I don’t know, it wasn’t an awful book, but it wasn’t what I was hoping for. The writing is nice, and the emotions are there. But it’s a bit lacking.

ARC Review – A Thousand Pieces of You by Claudia Gray

20877332Title: A Thousand Pieces of You

Author: Claudia Gray 

Rating: ★★★★

Synopsis: Marguerite Caine’s physicist parents are known for their radical scientific achievements. Their most astonishing invention: the Firebird, which allows users to jump into parallel universes, some vastly altered from our own. But when Marguerite’s father is murdered, the killer—her parent’s handsome and enigmatic assistant Paul—escapes into another dimension before the law can touch him.

Marguerite can’t let the man who destroyed her family go free, and she races after Paul through different universes, where their lives entangle in increasingly familiar ways. With each encounter she begins to question Paul’s guilt—and her own heart. Soon she discovers the truth behind her father’s death is more sinister than she ever could have imagined.

Huge thank you to HarperTeen and Edelweiss for this ARC!

River’s Review:

Well that was a wild ride! I actually wasn’t expecting too much out of this because I wasn’t the biggest fan of Gray’s vampire books, but this was quite well done. There’s always the chance that things will just sound wayyyyy too ‘made up’ when it comes to books like this that have a lot of, well, made up tech, but this didn’t seem too out there. I kept picturing ‘Fringe’ (miss that show!) and just letting things flow. I LOVED all the science-y stuff (if you don’t know, my husband is a scientist –AI / computer science– and it was really fun and easy for me to connect to that part of the story.

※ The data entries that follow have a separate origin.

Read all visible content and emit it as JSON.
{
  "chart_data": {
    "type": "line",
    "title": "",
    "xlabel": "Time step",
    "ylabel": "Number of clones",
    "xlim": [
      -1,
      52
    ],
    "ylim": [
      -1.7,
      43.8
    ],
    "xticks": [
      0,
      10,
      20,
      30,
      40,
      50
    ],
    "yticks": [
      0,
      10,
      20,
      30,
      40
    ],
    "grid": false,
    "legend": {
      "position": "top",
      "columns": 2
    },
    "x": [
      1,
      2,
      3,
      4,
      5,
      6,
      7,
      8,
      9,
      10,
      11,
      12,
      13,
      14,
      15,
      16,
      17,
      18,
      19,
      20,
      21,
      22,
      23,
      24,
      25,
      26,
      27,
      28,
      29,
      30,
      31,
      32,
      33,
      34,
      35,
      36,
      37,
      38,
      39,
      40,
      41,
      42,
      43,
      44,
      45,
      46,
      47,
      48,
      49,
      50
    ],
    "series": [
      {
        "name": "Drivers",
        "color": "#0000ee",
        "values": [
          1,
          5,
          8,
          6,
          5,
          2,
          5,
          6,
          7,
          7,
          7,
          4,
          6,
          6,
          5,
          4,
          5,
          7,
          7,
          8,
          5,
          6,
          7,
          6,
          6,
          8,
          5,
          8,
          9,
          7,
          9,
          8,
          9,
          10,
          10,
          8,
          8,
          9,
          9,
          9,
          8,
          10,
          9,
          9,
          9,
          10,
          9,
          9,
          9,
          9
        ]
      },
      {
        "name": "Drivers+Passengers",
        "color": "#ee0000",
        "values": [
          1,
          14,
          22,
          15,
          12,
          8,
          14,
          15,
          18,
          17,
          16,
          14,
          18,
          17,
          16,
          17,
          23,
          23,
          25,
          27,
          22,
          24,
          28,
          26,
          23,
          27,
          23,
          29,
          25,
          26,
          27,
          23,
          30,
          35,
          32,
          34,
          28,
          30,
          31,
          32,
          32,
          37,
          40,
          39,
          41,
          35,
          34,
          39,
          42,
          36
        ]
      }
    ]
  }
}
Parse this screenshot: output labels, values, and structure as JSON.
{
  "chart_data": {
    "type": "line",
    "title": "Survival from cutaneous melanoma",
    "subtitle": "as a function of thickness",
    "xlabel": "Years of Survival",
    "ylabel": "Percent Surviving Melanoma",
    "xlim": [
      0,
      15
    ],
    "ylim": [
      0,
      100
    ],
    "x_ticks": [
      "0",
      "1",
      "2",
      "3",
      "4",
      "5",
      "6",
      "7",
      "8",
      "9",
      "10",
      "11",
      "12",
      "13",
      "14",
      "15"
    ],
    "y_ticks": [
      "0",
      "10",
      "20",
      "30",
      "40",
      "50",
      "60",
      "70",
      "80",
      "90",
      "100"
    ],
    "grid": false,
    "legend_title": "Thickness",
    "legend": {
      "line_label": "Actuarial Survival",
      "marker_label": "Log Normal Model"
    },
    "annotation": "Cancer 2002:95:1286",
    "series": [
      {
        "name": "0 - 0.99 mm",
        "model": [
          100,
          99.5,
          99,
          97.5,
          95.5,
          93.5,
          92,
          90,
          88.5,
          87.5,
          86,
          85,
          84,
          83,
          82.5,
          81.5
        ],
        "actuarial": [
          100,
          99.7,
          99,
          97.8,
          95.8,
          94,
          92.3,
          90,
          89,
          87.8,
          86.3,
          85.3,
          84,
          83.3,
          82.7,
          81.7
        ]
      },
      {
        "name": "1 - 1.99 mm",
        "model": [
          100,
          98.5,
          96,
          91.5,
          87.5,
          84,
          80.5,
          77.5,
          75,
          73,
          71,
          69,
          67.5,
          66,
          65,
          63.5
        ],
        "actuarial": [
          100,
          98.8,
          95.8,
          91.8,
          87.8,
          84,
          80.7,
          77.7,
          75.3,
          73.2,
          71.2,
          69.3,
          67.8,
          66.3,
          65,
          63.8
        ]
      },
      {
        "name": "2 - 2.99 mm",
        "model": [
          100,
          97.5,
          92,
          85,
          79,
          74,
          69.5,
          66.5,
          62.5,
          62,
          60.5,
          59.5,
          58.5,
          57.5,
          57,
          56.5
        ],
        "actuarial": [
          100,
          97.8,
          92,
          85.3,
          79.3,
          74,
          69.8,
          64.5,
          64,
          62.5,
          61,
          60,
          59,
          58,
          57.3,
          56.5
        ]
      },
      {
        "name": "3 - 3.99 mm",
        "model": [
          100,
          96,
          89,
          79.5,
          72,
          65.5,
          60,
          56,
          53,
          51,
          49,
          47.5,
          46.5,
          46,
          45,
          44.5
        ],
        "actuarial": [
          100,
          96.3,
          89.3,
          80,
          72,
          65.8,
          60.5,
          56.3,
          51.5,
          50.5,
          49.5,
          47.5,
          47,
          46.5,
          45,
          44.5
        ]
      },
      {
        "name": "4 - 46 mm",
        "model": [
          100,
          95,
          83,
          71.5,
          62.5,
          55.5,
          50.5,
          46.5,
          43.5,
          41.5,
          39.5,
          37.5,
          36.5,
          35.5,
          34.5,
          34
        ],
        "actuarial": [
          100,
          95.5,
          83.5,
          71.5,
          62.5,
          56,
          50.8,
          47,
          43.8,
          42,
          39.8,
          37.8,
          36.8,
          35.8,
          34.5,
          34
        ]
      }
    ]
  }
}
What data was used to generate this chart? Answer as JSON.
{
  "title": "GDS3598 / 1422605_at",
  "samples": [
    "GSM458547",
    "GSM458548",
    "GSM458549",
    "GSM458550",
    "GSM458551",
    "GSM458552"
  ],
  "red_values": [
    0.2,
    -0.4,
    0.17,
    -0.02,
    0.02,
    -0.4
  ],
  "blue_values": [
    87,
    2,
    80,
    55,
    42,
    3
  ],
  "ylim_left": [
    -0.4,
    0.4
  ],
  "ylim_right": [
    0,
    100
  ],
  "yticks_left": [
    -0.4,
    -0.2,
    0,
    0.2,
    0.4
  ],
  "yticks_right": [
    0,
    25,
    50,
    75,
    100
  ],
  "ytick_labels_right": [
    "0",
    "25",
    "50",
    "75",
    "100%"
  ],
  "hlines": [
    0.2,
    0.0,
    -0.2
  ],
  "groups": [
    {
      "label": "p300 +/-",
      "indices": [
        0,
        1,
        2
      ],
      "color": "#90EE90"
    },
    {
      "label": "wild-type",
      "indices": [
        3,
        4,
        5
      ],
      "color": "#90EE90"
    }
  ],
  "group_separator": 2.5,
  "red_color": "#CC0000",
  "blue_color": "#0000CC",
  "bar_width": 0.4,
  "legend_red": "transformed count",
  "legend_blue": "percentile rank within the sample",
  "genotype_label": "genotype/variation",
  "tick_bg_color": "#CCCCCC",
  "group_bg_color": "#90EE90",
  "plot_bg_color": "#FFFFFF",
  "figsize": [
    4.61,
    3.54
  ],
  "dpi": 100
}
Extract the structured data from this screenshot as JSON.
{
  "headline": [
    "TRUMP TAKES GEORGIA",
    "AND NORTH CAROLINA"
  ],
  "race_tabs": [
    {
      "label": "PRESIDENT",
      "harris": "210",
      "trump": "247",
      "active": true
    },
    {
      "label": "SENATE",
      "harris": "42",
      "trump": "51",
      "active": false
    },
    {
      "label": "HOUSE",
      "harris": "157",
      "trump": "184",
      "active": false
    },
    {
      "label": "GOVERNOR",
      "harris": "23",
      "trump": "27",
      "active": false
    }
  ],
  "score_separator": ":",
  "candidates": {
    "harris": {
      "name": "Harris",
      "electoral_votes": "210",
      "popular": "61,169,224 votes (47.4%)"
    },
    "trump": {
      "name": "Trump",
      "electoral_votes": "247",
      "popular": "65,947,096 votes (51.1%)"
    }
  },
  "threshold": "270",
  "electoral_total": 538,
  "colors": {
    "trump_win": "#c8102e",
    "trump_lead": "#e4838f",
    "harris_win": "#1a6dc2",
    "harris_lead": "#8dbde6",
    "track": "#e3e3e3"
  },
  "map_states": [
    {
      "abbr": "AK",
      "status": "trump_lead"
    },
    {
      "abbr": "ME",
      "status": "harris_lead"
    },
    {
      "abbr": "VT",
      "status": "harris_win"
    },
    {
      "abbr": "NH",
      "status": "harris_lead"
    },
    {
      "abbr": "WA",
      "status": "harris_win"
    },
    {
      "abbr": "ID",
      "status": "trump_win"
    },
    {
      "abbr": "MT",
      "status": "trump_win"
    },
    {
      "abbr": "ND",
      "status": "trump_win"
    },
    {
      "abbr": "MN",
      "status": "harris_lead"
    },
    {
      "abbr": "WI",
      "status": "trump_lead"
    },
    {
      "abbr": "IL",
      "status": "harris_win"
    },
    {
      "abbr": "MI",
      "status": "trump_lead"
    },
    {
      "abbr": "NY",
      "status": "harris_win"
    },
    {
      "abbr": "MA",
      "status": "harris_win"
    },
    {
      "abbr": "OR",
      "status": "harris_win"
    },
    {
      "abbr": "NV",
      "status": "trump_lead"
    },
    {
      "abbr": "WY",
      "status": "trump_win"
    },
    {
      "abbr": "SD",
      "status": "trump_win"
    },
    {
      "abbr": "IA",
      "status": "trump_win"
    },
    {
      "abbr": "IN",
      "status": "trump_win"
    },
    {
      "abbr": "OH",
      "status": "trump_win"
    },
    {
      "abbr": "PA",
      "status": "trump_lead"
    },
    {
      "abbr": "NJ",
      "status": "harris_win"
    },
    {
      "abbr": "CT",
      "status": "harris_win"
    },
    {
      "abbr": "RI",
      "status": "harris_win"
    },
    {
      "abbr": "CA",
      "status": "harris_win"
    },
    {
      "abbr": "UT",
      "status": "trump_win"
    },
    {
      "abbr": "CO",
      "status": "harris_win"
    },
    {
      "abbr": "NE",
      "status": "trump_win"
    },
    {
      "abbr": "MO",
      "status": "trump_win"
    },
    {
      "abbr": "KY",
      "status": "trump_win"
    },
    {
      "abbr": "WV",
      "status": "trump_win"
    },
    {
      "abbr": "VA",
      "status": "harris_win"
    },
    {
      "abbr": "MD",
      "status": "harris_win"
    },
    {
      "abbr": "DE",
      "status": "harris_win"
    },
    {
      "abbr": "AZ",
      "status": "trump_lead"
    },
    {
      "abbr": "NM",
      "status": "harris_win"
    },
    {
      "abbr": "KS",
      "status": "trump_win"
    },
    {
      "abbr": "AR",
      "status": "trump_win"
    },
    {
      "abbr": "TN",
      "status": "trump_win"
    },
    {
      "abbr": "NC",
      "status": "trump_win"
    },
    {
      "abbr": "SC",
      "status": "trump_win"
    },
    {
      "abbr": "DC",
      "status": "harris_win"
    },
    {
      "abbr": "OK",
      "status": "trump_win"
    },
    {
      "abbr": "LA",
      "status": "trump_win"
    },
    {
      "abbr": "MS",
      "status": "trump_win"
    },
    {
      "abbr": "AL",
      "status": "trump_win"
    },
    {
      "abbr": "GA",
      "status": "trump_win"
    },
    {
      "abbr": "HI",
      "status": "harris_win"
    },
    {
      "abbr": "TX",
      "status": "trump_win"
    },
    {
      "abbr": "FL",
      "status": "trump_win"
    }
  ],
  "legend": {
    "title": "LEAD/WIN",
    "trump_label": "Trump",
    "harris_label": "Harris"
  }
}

I really liked the worlds that we got to visit in this and in those parts it did feel a bit Cloud Atlas-y (at least the movie, I never read the book) and I LOVED the worlds. Super high-tech London, super low-tech Russia, UNDER THE FREAKING SEA… they were all really fun.

The romance was okay for me, but I’m never a huge fan of love triangles and I found Paul to be kinda boring at times. I didn’t see the twist coming though, so that was nice. And the writing was really pretty. I also loved the themes of family and friends in here.

Overall a pretty solid book, just not enough UMPH in it to make me have ALL the feels so that’s why it’s at a nice 4 instead of a 5.